How to turn catalogue card images into structured JSON with a 4B open model
A 4B open model turns catalogue-card images into schema-shaped JSON — the kind of structured data that can be ingested back into a library system.
A while back I re-OCR’d Boston Public Library’s card catalogue: 453,000 cards, $39, turning blurry decade-old OCR into clean, searchable text. That helps fix search but it didn’t fix the thing libraries actually need.
A catalogue card isn’t really free text. It’s a structured record — a heading, a shelfmark, an author, a title, a date, an accession number laid out in a format a cataloguer designed. Libraries want that structure back, because structured fields are what can be put into their catalogue systems.
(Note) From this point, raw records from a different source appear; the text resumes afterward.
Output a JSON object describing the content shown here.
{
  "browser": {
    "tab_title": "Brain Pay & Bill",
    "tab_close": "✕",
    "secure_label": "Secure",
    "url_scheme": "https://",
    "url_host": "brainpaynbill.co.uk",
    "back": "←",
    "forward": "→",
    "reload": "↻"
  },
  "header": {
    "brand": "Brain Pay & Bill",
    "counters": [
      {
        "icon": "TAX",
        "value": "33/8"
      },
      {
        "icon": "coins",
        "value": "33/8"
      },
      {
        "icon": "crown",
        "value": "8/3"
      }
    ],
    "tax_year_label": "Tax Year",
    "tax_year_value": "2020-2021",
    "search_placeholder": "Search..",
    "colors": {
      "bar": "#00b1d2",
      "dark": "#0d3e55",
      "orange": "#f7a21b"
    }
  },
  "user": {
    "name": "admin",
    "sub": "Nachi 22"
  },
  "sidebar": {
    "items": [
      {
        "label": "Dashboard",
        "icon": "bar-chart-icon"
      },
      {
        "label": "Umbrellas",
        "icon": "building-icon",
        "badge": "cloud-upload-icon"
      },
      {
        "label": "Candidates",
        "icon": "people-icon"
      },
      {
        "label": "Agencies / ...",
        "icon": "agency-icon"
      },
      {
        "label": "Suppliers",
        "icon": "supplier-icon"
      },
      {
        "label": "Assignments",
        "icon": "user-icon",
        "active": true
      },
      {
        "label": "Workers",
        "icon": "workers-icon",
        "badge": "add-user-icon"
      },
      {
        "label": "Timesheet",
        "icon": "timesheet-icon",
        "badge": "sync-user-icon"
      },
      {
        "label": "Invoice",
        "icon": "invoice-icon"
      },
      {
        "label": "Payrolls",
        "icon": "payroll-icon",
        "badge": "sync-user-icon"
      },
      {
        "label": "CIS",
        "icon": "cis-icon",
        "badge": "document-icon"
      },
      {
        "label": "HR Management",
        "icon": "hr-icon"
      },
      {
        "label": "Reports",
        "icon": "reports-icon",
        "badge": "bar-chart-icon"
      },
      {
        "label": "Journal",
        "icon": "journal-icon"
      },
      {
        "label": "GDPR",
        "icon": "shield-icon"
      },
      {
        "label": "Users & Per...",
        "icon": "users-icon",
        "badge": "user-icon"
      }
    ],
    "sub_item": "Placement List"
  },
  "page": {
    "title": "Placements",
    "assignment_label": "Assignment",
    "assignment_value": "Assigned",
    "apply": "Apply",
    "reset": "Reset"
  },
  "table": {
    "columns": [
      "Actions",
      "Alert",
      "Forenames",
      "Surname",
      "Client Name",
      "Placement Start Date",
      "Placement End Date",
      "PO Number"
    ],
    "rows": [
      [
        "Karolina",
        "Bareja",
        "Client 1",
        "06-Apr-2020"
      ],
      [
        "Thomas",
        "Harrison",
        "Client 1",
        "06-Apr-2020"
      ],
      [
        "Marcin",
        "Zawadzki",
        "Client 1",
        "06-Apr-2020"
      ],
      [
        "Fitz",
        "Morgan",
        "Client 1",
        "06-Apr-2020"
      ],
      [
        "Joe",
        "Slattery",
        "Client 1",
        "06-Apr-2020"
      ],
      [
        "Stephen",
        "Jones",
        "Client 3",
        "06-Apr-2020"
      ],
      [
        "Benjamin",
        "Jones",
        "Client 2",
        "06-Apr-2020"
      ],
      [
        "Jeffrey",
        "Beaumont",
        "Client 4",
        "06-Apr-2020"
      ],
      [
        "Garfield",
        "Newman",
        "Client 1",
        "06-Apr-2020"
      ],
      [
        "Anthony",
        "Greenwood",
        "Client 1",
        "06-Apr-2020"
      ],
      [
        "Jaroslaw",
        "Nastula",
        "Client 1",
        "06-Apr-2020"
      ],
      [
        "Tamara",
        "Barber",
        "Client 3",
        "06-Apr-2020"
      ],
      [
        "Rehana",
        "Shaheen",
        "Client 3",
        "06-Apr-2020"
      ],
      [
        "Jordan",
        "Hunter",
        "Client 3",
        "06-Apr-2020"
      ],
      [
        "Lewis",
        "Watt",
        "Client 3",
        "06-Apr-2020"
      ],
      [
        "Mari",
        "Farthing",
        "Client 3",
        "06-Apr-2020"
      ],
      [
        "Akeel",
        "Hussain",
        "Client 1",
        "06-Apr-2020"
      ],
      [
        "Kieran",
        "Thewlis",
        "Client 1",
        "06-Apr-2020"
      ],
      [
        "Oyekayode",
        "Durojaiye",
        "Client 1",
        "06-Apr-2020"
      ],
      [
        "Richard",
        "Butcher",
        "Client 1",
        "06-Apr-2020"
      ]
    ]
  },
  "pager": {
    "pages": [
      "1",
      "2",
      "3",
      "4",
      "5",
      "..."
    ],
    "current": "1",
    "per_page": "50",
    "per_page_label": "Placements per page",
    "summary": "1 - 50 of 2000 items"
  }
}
Clean markdown is searchable; it isn’t ingestible.
So the question is no longer “can we read the card?” It’s “can we turn the card into a record?”
Schema in, JSON out
NuExtract3 (4B parameters, Apache-2.0) does exactly this. You hand it an image and a JSON template describing the fields you want, and it returns JSON matching that shape. No markdown to post-process — structured data directly.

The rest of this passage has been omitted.